Exaggerated neutrophil activation and formation of neutrophil extracellular traps (NETs) are linked to inflammation and autoimmunity, including rheumatoid arthritis (RA). However, whether NETs are present in the circulation of RA patients and contribute to inflammation and disease progression has not been carefully addressed. Here we assess markers of neutrophil activation and NET formation in plasma samples, asking whether they add clinical value in improving on determination of prognosis and monitoring in RA patients.
Markers of neutrophil activation (calprotectin) and cell death (NET) were analyzed in plasma from three cross-sectional RA cohorts and healthy individuals using ELISA. A longitudinal inception cohort (n=247), seen for follow-up a median of 8 years later was used for predictive analyses.

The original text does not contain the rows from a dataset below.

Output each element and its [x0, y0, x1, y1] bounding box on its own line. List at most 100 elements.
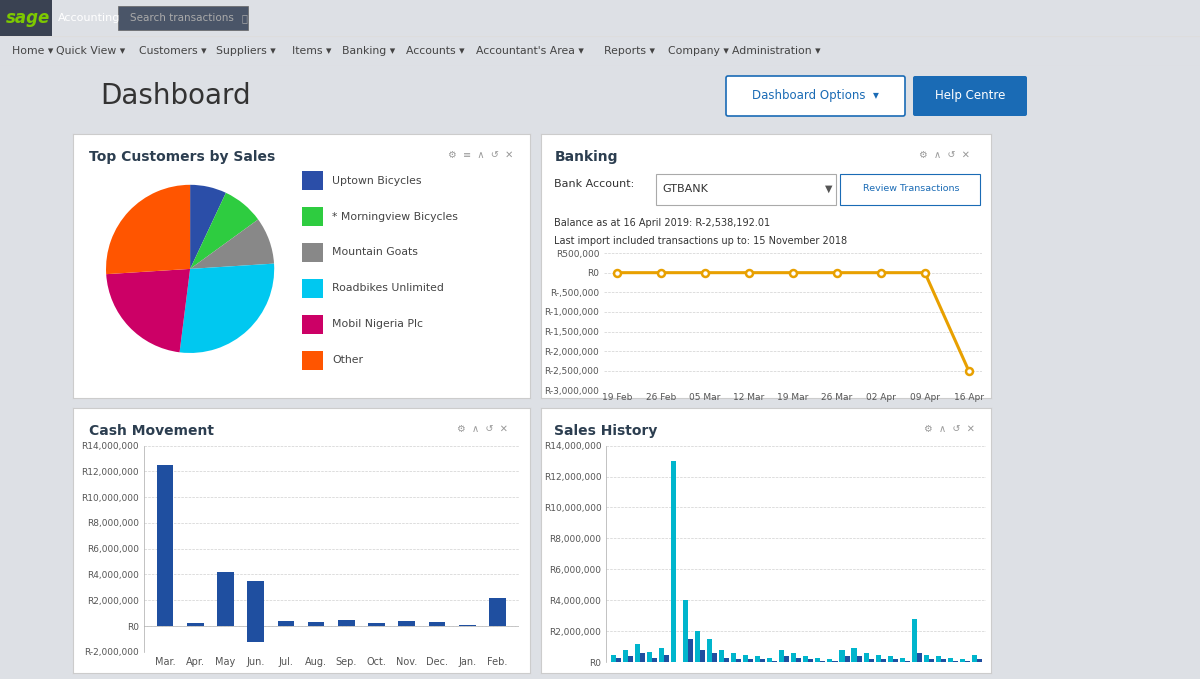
- Bar: [948, 658, 953, 663]
- Bar: [688, 639, 694, 663]
- Text: ⚙  ∧  ↺  ✕: ⚙ ∧ ↺ ✕: [457, 424, 508, 435]
- Bar: [977, 659, 982, 663]
- Wedge shape: [106, 269, 190, 352]
- Bar: [338, 620, 355, 626]
- Bar: [828, 659, 833, 663]
- Bar: [929, 659, 934, 663]
- Bar: [767, 658, 773, 663]
- Bar: [157, 465, 173, 626]
- Bar: [490, 598, 505, 626]
- Bar: [779, 650, 785, 663]
- Wedge shape: [106, 185, 190, 274]
- Bar: [719, 650, 724, 663]
- Text: Dashboard: Dashboard: [100, 82, 251, 110]
- Text: sage: sage: [6, 9, 50, 27]
- Bar: [277, 621, 294, 626]
- Bar: [635, 644, 640, 663]
- Bar: [960, 659, 965, 663]
- Bar: [217, 572, 234, 626]
- Bar: [731, 653, 737, 663]
- Text: Other: Other: [332, 355, 364, 365]
- Bar: [833, 661, 838, 663]
- Text: Top Customers by Sales: Top Customers by Sales: [89, 150, 275, 164]
- Bar: [712, 653, 718, 663]
- Text: * Morningview Bicycles: * Morningview Bicycles: [332, 212, 458, 221]
- Bar: [821, 661, 826, 663]
- Text: Balance as at 16 April 2019: R-2,538,192.01: Balance as at 16 April 2019: R-2,538,192…: [554, 217, 770, 227]
- Bar: [803, 656, 809, 663]
- Bar: [664, 655, 670, 663]
- Text: Last import included transactions up to: 15 November 2018: Last import included transactions up to:…: [554, 236, 847, 246]
- Text: Accounts ▾: Accounts ▾: [406, 46, 464, 56]
- Bar: [616, 658, 620, 663]
- Text: Items ▾: Items ▾: [292, 46, 331, 56]
- Bar: [912, 619, 917, 663]
- Bar: [840, 650, 845, 663]
- Bar: [972, 655, 977, 663]
- Text: Customers ▾: Customers ▾: [139, 46, 206, 56]
- FancyBboxPatch shape: [726, 76, 905, 116]
- Bar: [301, 279, 324, 298]
- Text: ⚙  ∧  ↺  ✕: ⚙ ∧ ↺ ✕: [924, 424, 974, 435]
- Text: Administration ▾: Administration ▾: [732, 46, 820, 56]
- Bar: [368, 623, 385, 626]
- Bar: [301, 243, 324, 262]
- Text: Quick View ▾: Quick View ▾: [56, 46, 125, 56]
- Bar: [652, 658, 658, 663]
- Text: Suppliers ▾: Suppliers ▾: [216, 46, 275, 56]
- Text: Bank Account:: Bank Account:: [554, 179, 635, 189]
- Text: Dashboard Options  ▾: Dashboard Options ▾: [752, 90, 878, 103]
- Text: Cash Movement: Cash Movement: [89, 424, 214, 439]
- Bar: [301, 207, 324, 226]
- Bar: [640, 653, 644, 663]
- Bar: [852, 648, 857, 663]
- Bar: [301, 351, 324, 370]
- Text: Roadbikes Unlimited: Roadbikes Unlimited: [332, 283, 444, 293]
- Bar: [815, 658, 821, 663]
- Bar: [458, 625, 475, 626]
- Bar: [869, 659, 874, 663]
- Wedge shape: [190, 219, 274, 269]
- Bar: [773, 661, 778, 663]
- Text: Home ▾: Home ▾: [12, 46, 53, 56]
- Bar: [623, 650, 628, 663]
- Bar: [785, 656, 790, 663]
- Wedge shape: [180, 263, 274, 353]
- Bar: [791, 653, 797, 663]
- Bar: [118, 6, 248, 30]
- FancyBboxPatch shape: [840, 174, 979, 206]
- FancyBboxPatch shape: [655, 174, 835, 206]
- Bar: [749, 659, 754, 663]
- Bar: [876, 655, 881, 663]
- Text: Mountain Goats: Mountain Goats: [332, 248, 418, 257]
- Text: Company ▾: Company ▾: [668, 46, 728, 56]
- Bar: [888, 656, 893, 663]
- Bar: [428, 622, 445, 626]
- Text: 🔍: 🔍: [242, 13, 248, 23]
- Text: GTBANK: GTBANK: [662, 184, 708, 194]
- Bar: [893, 659, 898, 663]
- Bar: [900, 658, 905, 663]
- Bar: [761, 659, 766, 663]
- Bar: [611, 655, 616, 663]
- Bar: [737, 659, 742, 663]
- Bar: [187, 623, 204, 626]
- Bar: [683, 600, 688, 663]
- Bar: [247, 581, 264, 626]
- Text: Uptown Bicycles: Uptown Bicycles: [332, 176, 421, 185]
- Bar: [695, 631, 700, 663]
- Text: ⚙  ∧  ↺  ✕: ⚙ ∧ ↺ ✕: [919, 150, 970, 160]
- Bar: [301, 315, 324, 334]
- Text: Review Transactions: Review Transactions: [863, 184, 959, 194]
- Bar: [0, 0, 52, 36]
- Bar: [707, 639, 712, 663]
- Text: ▼: ▼: [824, 184, 832, 194]
- Bar: [743, 655, 749, 663]
- Text: Accounting: Accounting: [58, 13, 120, 23]
- Text: ⚙  ≡  ∧  ↺  ✕: ⚙ ≡ ∧ ↺ ✕: [448, 150, 512, 160]
- Bar: [845, 656, 850, 663]
- Text: Banking: Banking: [554, 150, 618, 164]
- Wedge shape: [190, 185, 226, 269]
- Text: Reports ▾: Reports ▾: [605, 46, 655, 56]
- Bar: [797, 658, 802, 663]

Markers of neutrophil activation and cell death were increased in RA patients compared to healthy individuals (p<0.0001). Calprotectin levels correlated with CDAI (r=0.53, p<0.0001) and distinguished between patients in remission and active disease, an observation not seen with CRP. A biomarker panel consisting of ACPA and calprotectin could predict erosive disease (OR=7.5, p<0.0001) and joint space narrowing (OR=4.9, p=0.001). Levels of NETs were associated with heightened levels of cell-free citrulline (p=0.02) and inflammation (p=0.0002). Furthermore, NETs, and a ‘neutrophil activation signature’ biomarker panel, had good predictive value in identifying patients developing extra-articular nodules (OR=5.6, p=0.006).
Neutrophils undergo marked activation and cell death in RA. Neutrophil biomarkers provide added clinical value in monitoring and prognosis of RA patients, and may allow for early preventive treatment intervention.